In my opinion, there are ethical debates on both sides of this spectrum. Personally, I have a few friends who engage in hunting for sport, and even though I would not personally participate I certainly do not think they have malicious intentions when engaging in hunting. Guidelines have been set for hunters, for example certain animals can not be hunted at certain times of the year. Culture certainly comes into play when deciding if hunting is a moral right. Certain cultures appreciate and value animals when hunting. Instead of just killing for bragging rights they make economical materials from their kills. The article explains how some hunt for “therapeutic” purpose. This is where I feel the line should be crossed. Killing or taking the lives of animals is something that should be taken seriously. By making it a sport it becomes about what is important to the hunter rather than what is best for nature.

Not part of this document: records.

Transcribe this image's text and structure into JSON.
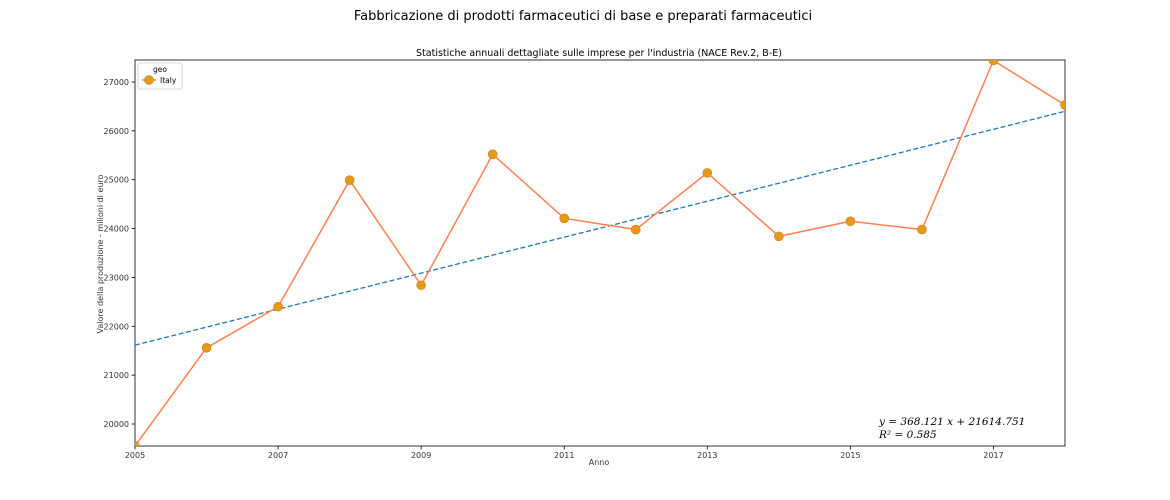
{
  "page": {
    "suptitle": "Fabbricazione di prodotti farmaceutici di base e preparati farmaceutici"
  },
  "chart_data": {
    "type": "line",
    "title": "Statistiche annuali dettagliate sulle imprese per l'industria (NACE Rev.2, B-E)",
    "xlabel": "Anno",
    "ylabel": "Valore della produzione - milioni di euro",
    "xlim": [
      2005,
      2018
    ],
    "ylim": [
      19550,
      27450
    ],
    "x_ticks": [
      2005,
      2007,
      2009,
      2011,
      2013,
      2015,
      2017
    ],
    "y_ticks": [
      20000,
      21000,
      22000,
      23000,
      24000,
      25000,
      26000,
      27000
    ],
    "grid": false,
    "legend": {
      "title": "geo",
      "position": "top-left"
    },
    "series": [
      {
        "name": "Italy",
        "color": "#ff7f50",
        "marker_color": "#e69a1c",
        "x": [
          2005,
          2006,
          2007,
          2008,
          2009,
          2010,
          2011,
          2012,
          2013,
          2014,
          2015,
          2016,
          2017,
          2018
        ],
        "values": [
          19550,
          21560,
          22400,
          24990,
          22840,
          25520,
          24210,
          23980,
          25140,
          23840,
          24150,
          23980,
          27440,
          26530
        ]
      }
    ],
    "trendline": {
      "color": "#1f77b4",
      "style": "dashed",
      "slope": 368.121,
      "intercept": 21614.751,
      "equation_text": "y = 368.121 x + 21614.751",
      "r2_text": "R² = 0.585"
    }
  }
}
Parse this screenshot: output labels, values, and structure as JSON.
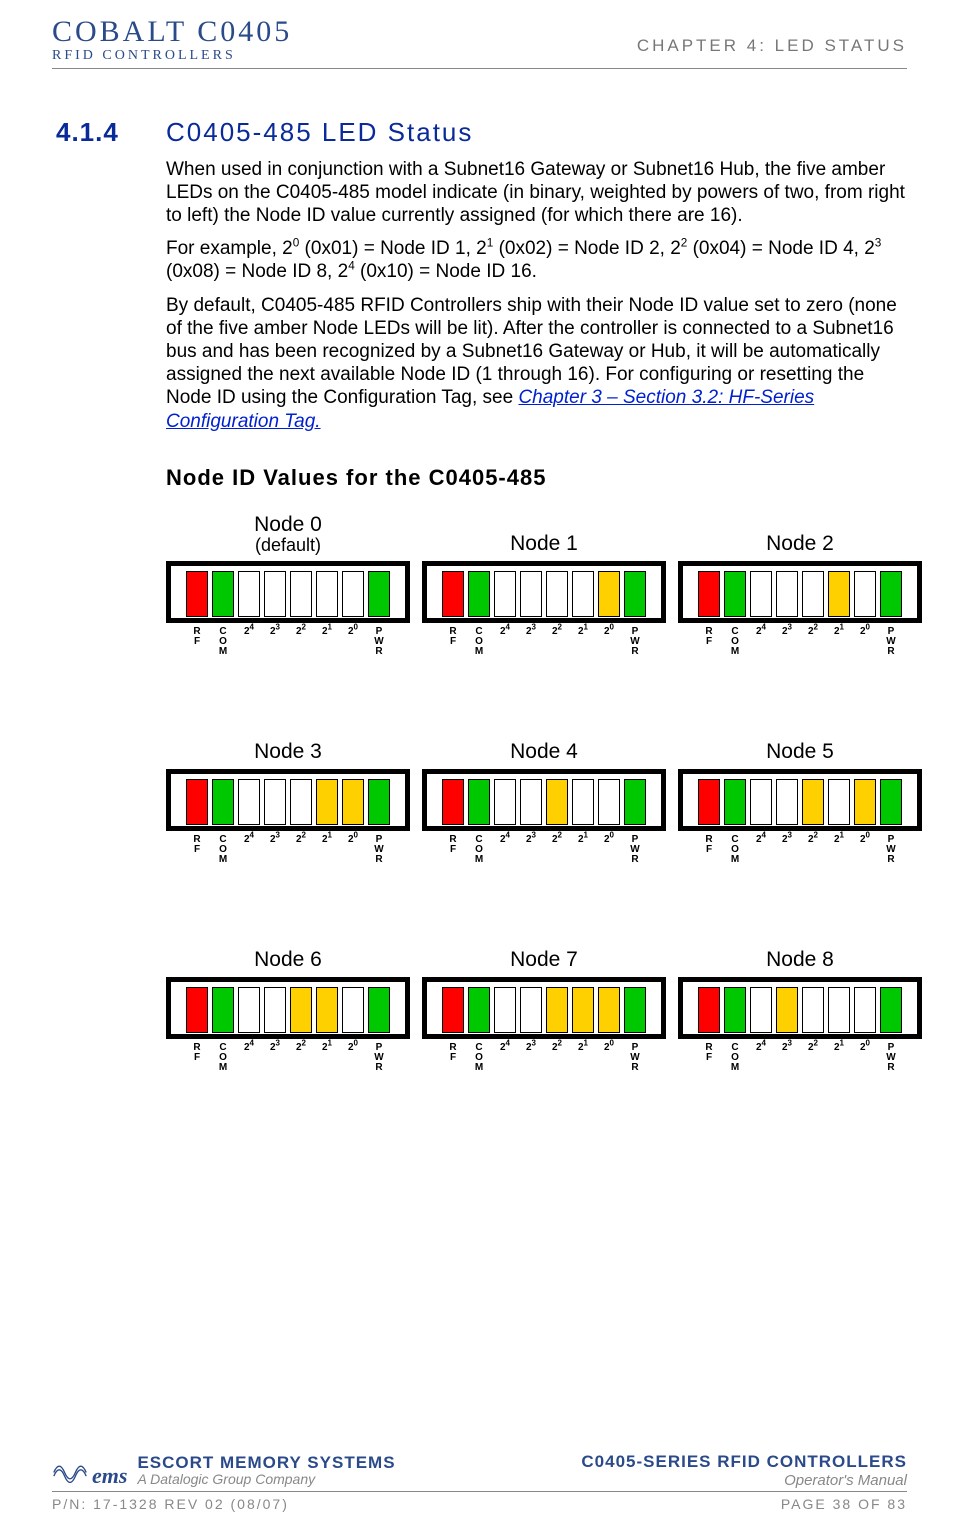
{
  "header": {
    "logo_main": "COBALT C0405",
    "logo_sub": "RFID CONTROLLERS",
    "chapter": "CHAPTER 4: LED STATUS"
  },
  "section": {
    "number": "4.1.4",
    "title": "C0405-485 LED Status"
  },
  "paragraphs": {
    "p1": "When used in conjunction with a Subnet16 Gateway or Subnet16 Hub, the five amber LEDs on the C0405-485 model indicate (in binary, weighted by powers of two, from right to left) the Node ID value currently assigned (for which there are 16).",
    "p2_pre": "For example, 2",
    "p2_a": " (0x01) = Node ID 1, 2",
    "p2_b": " (0x02) = Node ID 2, 2",
    "p2_c": " (0x04) = Node ID 4, 2",
    "p2_d": " (0x08) = Node ID 8, 2",
    "p2_e": " (0x10) = Node ID 16.",
    "p3_a": "By default, C0405-485 RFID Controllers ship with their Node ID value set to zero (none of the five amber Node LEDs will be lit). After the controller is connected to a Subnet16 bus and has been recognized by a Subnet16 Gateway or Hub, it will be automatically assigned the next available Node ID (1 through 16). For configuring or resetting the Node ID using the Configuration Tag, see ",
    "p3_link": "Chapter 3 – Section 3.2: HF-Series Configuration Tag.",
    "sub_heading": "Node ID Values for the C0405-485"
  },
  "led_colors": {
    "off": "#ffffff",
    "red": "#ff0000",
    "green": "#00c800",
    "amber": "#ffd000",
    "frame": "#000000"
  },
  "led_labels": [
    "RF",
    "COM",
    "2⁴",
    "2³",
    "2²",
    "2¹",
    "2⁰",
    "PWR"
  ],
  "nodes": [
    {
      "title": "Node 0",
      "subtitle": "(default)",
      "leds": [
        "red",
        "green",
        "off",
        "off",
        "off",
        "off",
        "off",
        "green"
      ]
    },
    {
      "title": "Node 1",
      "subtitle": "",
      "leds": [
        "red",
        "green",
        "off",
        "off",
        "off",
        "off",
        "amber",
        "green"
      ]
    },
    {
      "title": "Node 2",
      "subtitle": "",
      "leds": [
        "red",
        "green",
        "off",
        "off",
        "off",
        "amber",
        "off",
        "green"
      ]
    },
    {
      "title": "Node 3",
      "subtitle": "",
      "leds": [
        "red",
        "green",
        "off",
        "off",
        "off",
        "amber",
        "amber",
        "green"
      ]
    },
    {
      "title": "Node 4",
      "subtitle": "",
      "leds": [
        "red",
        "green",
        "off",
        "off",
        "amber",
        "off",
        "off",
        "green"
      ]
    },
    {
      "title": "Node 5",
      "subtitle": "",
      "leds": [
        "red",
        "green",
        "off",
        "off",
        "amber",
        "off",
        "amber",
        "green"
      ]
    },
    {
      "title": "Node 6",
      "subtitle": "",
      "leds": [
        "red",
        "green",
        "off",
        "off",
        "amber",
        "amber",
        "off",
        "green"
      ]
    },
    {
      "title": "Node 7",
      "subtitle": "",
      "leds": [
        "red",
        "green",
        "off",
        "off",
        "amber",
        "amber",
        "amber",
        "green"
      ]
    },
    {
      "title": "Node 8",
      "subtitle": "",
      "leds": [
        "red",
        "green",
        "off",
        "amber",
        "off",
        "off",
        "off",
        "green"
      ]
    }
  ],
  "footer": {
    "company_l1": "ESCORT MEMORY SYSTEMS",
    "company_l2": "A Datalogic Group Company",
    "ems": "ems",
    "product_l1": "C0405-SERIES RFID CONTROLLERS",
    "product_l2": "Operator's Manual",
    "pn": "P/N: 17-1328 REV 02 (08/07)",
    "page": "PAGE 38 OF 83"
  }
}
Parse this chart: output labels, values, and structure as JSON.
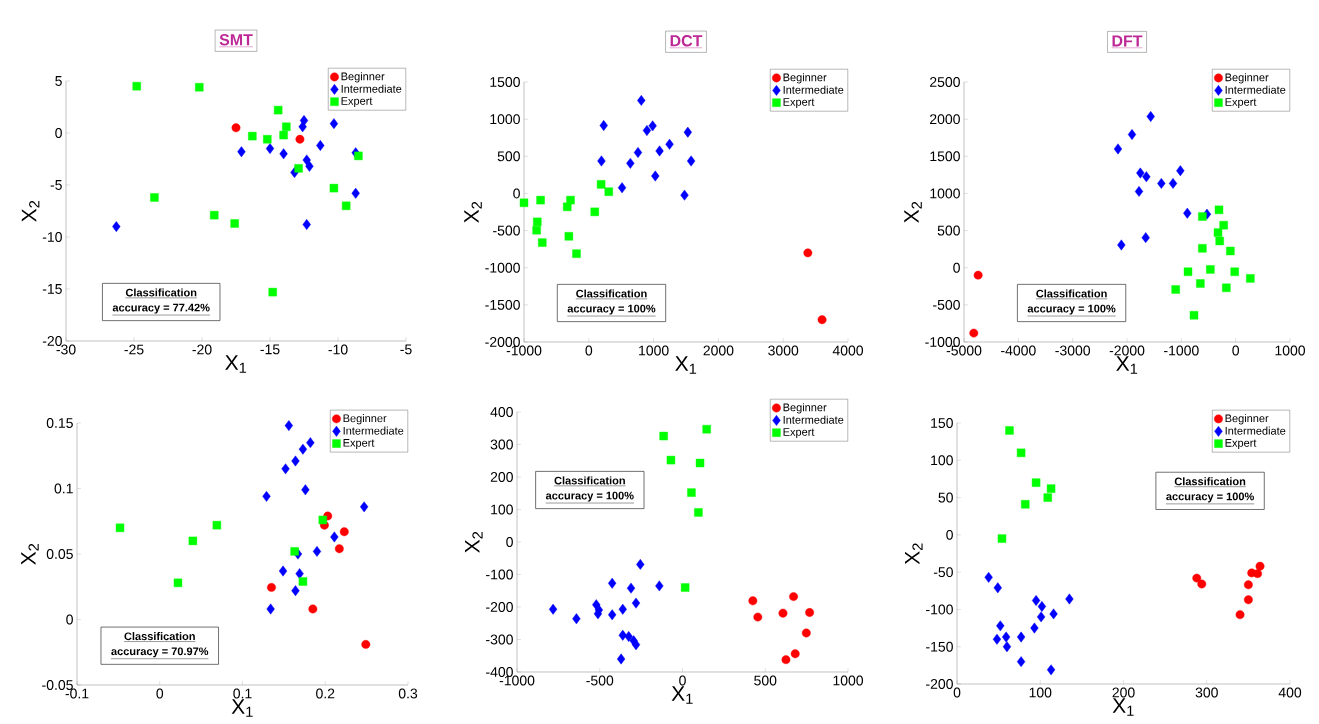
{
  "chart_data": [
    {
      "type": "scatter",
      "title": "SMT",
      "xlabel": "X$_{1}$",
      "ylabel": "X$_{2}$",
      "annotations": [
        "Classification",
        "accuracy = 77.42%"
      ],
      "xlim": [
        -30,
        -5
      ],
      "ylim": [
        -20,
        5
      ],
      "xticks": [
        -30,
        -25,
        -20,
        -15,
        -10,
        -5
      ],
      "yticks": [
        -20,
        -15,
        -10,
        -5,
        0,
        5
      ],
      "legend": "top right",
      "series": [
        {
          "name": "Beginner",
          "color": "#ff0000",
          "marker": "circle",
          "x": [
            -17.5,
            -12.8
          ],
          "values": [
            0.5,
            -0.6
          ]
        },
        {
          "name": "Intermediate",
          "color": "#0000ff",
          "marker": "diamond",
          "x": [
            -26.3,
            -17.1,
            -15,
            -14,
            -12.6,
            -12.5,
            -12.3,
            -12.1,
            -13.2,
            -11.3,
            -10.3,
            -8.7,
            -8.7,
            -12.3
          ],
          "values": [
            -9,
            -1.8,
            -1.5,
            -2,
            0.6,
            1.2,
            -2.6,
            -3.2,
            -3.8,
            -1.2,
            0.9,
            -1.9,
            -5.8,
            -8.8
          ]
        },
        {
          "name": "Expert",
          "color": "#00ff00",
          "marker": "square",
          "x": [
            -24.8,
            -20.2,
            -14.4,
            -13.8,
            -14,
            -16.3,
            -15.2,
            -12.9,
            -8.5,
            -10.3,
            -9.4,
            -23.5,
            -19.1,
            -17.6,
            -14.8
          ],
          "values": [
            4.5,
            4.4,
            2.2,
            0.6,
            -0.2,
            -0.3,
            -0.6,
            -3.4,
            -2.2,
            -5.3,
            -7,
            -6.2,
            -7.9,
            -8.7,
            -15.3
          ]
        }
      ]
    },
    {
      "type": "scatter",
      "title": "DCT",
      "xlabel": "X$_{1}$",
      "ylabel": "X$_{2}$",
      "annotations": [
        "Classification",
        "accuracy = 100%"
      ],
      "xlim": [
        -1000,
        4000
      ],
      "ylim": [
        -2000,
        1500
      ],
      "xticks": [
        -1000,
        0,
        1000,
        2000,
        3000,
        4000
      ],
      "yticks": [
        -2000,
        -1500,
        -1000,
        -500,
        0,
        500,
        1000,
        1500
      ],
      "legend": "top right",
      "series": [
        {
          "name": "Beginner",
          "color": "#ff0000",
          "marker": "circle",
          "x": [
            3380,
            3600
          ],
          "values": [
            -800,
            -1700
          ]
        },
        {
          "name": "Intermediate",
          "color": "#0000ff",
          "marker": "diamond",
          "x": [
            230,
            195,
            513,
            641,
            759,
            810,
            897,
            985,
            1026,
            1092,
            1246,
            1477,
            1528,
            1579
          ],
          "values": [
            915,
            437,
            77,
            405,
            550,
            1252,
            847,
            910,
            234,
            572,
            662,
            -23,
            824,
            437
          ]
        },
        {
          "name": "Expert",
          "color": "#00ff00",
          "marker": "square",
          "x": [
            -1000,
            -744,
            -795,
            -805,
            -718,
            -333,
            -282,
            -308,
            -190,
            92,
            190,
            308
          ],
          "values": [
            -126,
            -90,
            -383,
            -495,
            -662,
            -180,
            -90,
            -577,
            -811,
            -248,
            122,
            23
          ]
        }
      ]
    },
    {
      "type": "scatter",
      "title": "DFT",
      "xlabel": "X$_{1}$",
      "ylabel": "X$_{2}$",
      "annotations": [
        "Classification",
        "accuracy = 100%"
      ],
      "xlim": [
        -5000,
        1000
      ],
      "ylim": [
        -1000,
        2500
      ],
      "xticks": [
        -5000,
        -4000,
        -3000,
        -2000,
        -1000,
        0,
        1000
      ],
      "yticks": [
        -1000,
        -500,
        0,
        500,
        1000,
        1500,
        2000,
        2500
      ],
      "legend": "top right",
      "series": [
        {
          "name": "Beginner",
          "color": "#ff0000",
          "marker": "circle",
          "x": [
            -4740,
            -4820
          ],
          "values": [
            -100,
            -880
          ]
        },
        {
          "name": "Intermediate",
          "color": "#0000ff",
          "marker": "diamond",
          "x": [
            -2166,
            -1908,
            -1564,
            -1755,
            -1644,
            -1779,
            -1368,
            -1153,
            -1018,
            -890,
            -528,
            -2104,
            -1656
          ],
          "values": [
            1599,
            1793,
            2036,
            1275,
            1225,
            1027,
            1135,
            1135,
            1306,
            734,
            721,
            306,
            405
          ]
        },
        {
          "name": "Expert",
          "color": "#00ff00",
          "marker": "square",
          "x": [
            -613,
            -307,
            -221,
            -325,
            -294,
            -98,
            -613,
            -877,
            -466,
            -650,
            -1104,
            -767,
            -172,
            -18,
            270
          ],
          "values": [
            689,
            779,
            572,
            473,
            360,
            225,
            261,
            -54,
            -23,
            -212,
            -293,
            -640,
            -270,
            -54,
            -144
          ]
        }
      ]
    },
    {
      "type": "scatter",
      "xlabel": "X$_{1}$",
      "ylabel": "X$_{2}$",
      "annotations": [
        "Classification",
        "accuracy = 70.97%"
      ],
      "xlim": [
        -0.1,
        0.3
      ],
      "ylim": [
        -0.05,
        0.15
      ],
      "xticks": [
        -0.1,
        0,
        0.1,
        0.2,
        0.3
      ],
      "yticks": [
        -0.05,
        0,
        0.05,
        0.1,
        0.15
      ],
      "legend": "top right",
      "series": [
        {
          "name": "Beginner",
          "color": "#ff0000",
          "marker": "circle",
          "x": [
            0.135,
            0.185,
            0.249,
            0.203,
            0.199,
            0.223,
            0.217
          ],
          "values": [
            0.0245,
            0.008,
            -0.019,
            0.079,
            0.072,
            0.067,
            0.054
          ]
        },
        {
          "name": "Intermediate",
          "color": "#0000ff",
          "marker": "diamond",
          "x": [
            0.156,
            0.152,
            0.164,
            0.173,
            0.182,
            0.129,
            0.176,
            0.247,
            0.211,
            0.19,
            0.167,
            0.149,
            0.169,
            0.164,
            0.134
          ],
          "values": [
            0.148,
            0.115,
            0.121,
            0.13,
            0.135,
            0.094,
            0.099,
            0.086,
            0.063,
            0.052,
            0.05,
            0.037,
            0.035,
            0.022,
            0.008
          ]
        },
        {
          "name": "Expert",
          "color": "#00ff00",
          "marker": "square",
          "x": [
            -0.048,
            0.069,
            0.04,
            0.022,
            0.197,
            0.163,
            0.173
          ],
          "values": [
            0.07,
            0.072,
            0.06,
            0.028,
            0.076,
            0.052,
            0.029
          ]
        }
      ]
    },
    {
      "type": "scatter",
      "xlabel": "X$_{1}$",
      "ylabel": "X$_{2}$",
      "annotations": [
        "Classification",
        "accuracy = 100%"
      ],
      "xlim": [
        -1000,
        1000
      ],
      "ylim": [
        -400,
        400
      ],
      "xticks": [
        -1000,
        -500,
        0,
        500,
        1000
      ],
      "yticks": [
        -400,
        -300,
        -200,
        -100,
        0,
        100,
        200,
        300,
        400
      ],
      "legend": "top right",
      "series": [
        {
          "name": "Beginner",
          "color": "#ff0000",
          "marker": "circle",
          "x": [
            425,
            455,
            607,
            671,
            768,
            748,
            681,
            625
          ],
          "values": [
            -181,
            -231,
            -219,
            -168,
            -217,
            -280,
            -344,
            -362
          ]
        },
        {
          "name": "Intermediate",
          "color": "#0000ff",
          "marker": "diamond",
          "x": [
            -782,
            -641,
            -521,
            -505,
            -511,
            -425,
            -425,
            -361,
            -311,
            -281,
            -255,
            -140,
            -361,
            -325,
            -295,
            -281,
            -371
          ],
          "values": [
            -207,
            -236,
            -193,
            -209,
            -221,
            -127,
            -224,
            -207,
            -142,
            -188,
            -69,
            -135,
            -287,
            -291,
            -304,
            -316,
            -360
          ]
        },
        {
          "name": "Expert",
          "color": "#00ff00",
          "marker": "square",
          "x": [
            -114,
            146,
            -70,
            106,
            54,
            96,
            16
          ],
          "values": [
            326,
            347,
            252,
            243,
            152,
            91,
            -140
          ]
        }
      ]
    },
    {
      "type": "scatter",
      "xlabel": "X$_{1}$",
      "ylabel": "X$_{2}$",
      "annotations": [
        "Classification",
        "accuracy = 100%"
      ],
      "xlim": [
        0,
        400
      ],
      "ylim": [
        -200,
        150
      ],
      "xticks": [
        0,
        100,
        200,
        300,
        400
      ],
      "yticks": [
        -200,
        -150,
        -100,
        -50,
        0,
        50,
        100,
        150
      ],
      "legend": "top right",
      "series": [
        {
          "name": "Beginner",
          "color": "#ff0000",
          "marker": "circle",
          "x": [
            288,
            294,
            340,
            350,
            350,
            354,
            361,
            364
          ],
          "values": [
            -58,
            -66,
            -107,
            -87,
            -67,
            -51,
            -52,
            -42
          ]
        },
        {
          "name": "Intermediate",
          "color": "#0000ff",
          "marker": "diamond",
          "x": [
            38,
            49,
            52,
            48,
            59,
            60,
            77,
            77,
            93,
            95,
            102,
            101,
            116,
            135,
            113
          ],
          "values": [
            -57,
            -71,
            -122,
            -140,
            -137,
            -150,
            -137,
            -170,
            -125,
            -88,
            -96,
            -110,
            -106,
            -86,
            -181
          ]
        },
        {
          "name": "Expert",
          "color": "#00ff00",
          "marker": "square",
          "x": [
            63,
            77,
            95,
            113,
            109,
            82,
            54
          ],
          "values": [
            140,
            110,
            70,
            62,
            50,
            41,
            -5
          ]
        }
      ]
    }
  ]
}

There will certainly always be advocates for the rights of animals and nature as a whole, but I feel as if hunters should have a better understanding of why taking animal lives should not be seen as such a casual thing.

The article represents a few justifiable arguments for hunting as a sport. In conclusion, I believe that hunting is just not ethically okay. Humans should not kill unless there is a clear and morally right purpose. Of course, each person has a different ethical approach, but most people understand that killing is not necessary in most cases therefore it should be a last resort and not a sport. Bill Davis ends his article by talking about the medium hunters and environmentalists are trying to come to as a people. Oddly enough fewer Americans are hunting today, and hopefully those who do wish to hunt will consider the effects of their sport morally and appropriately before participating.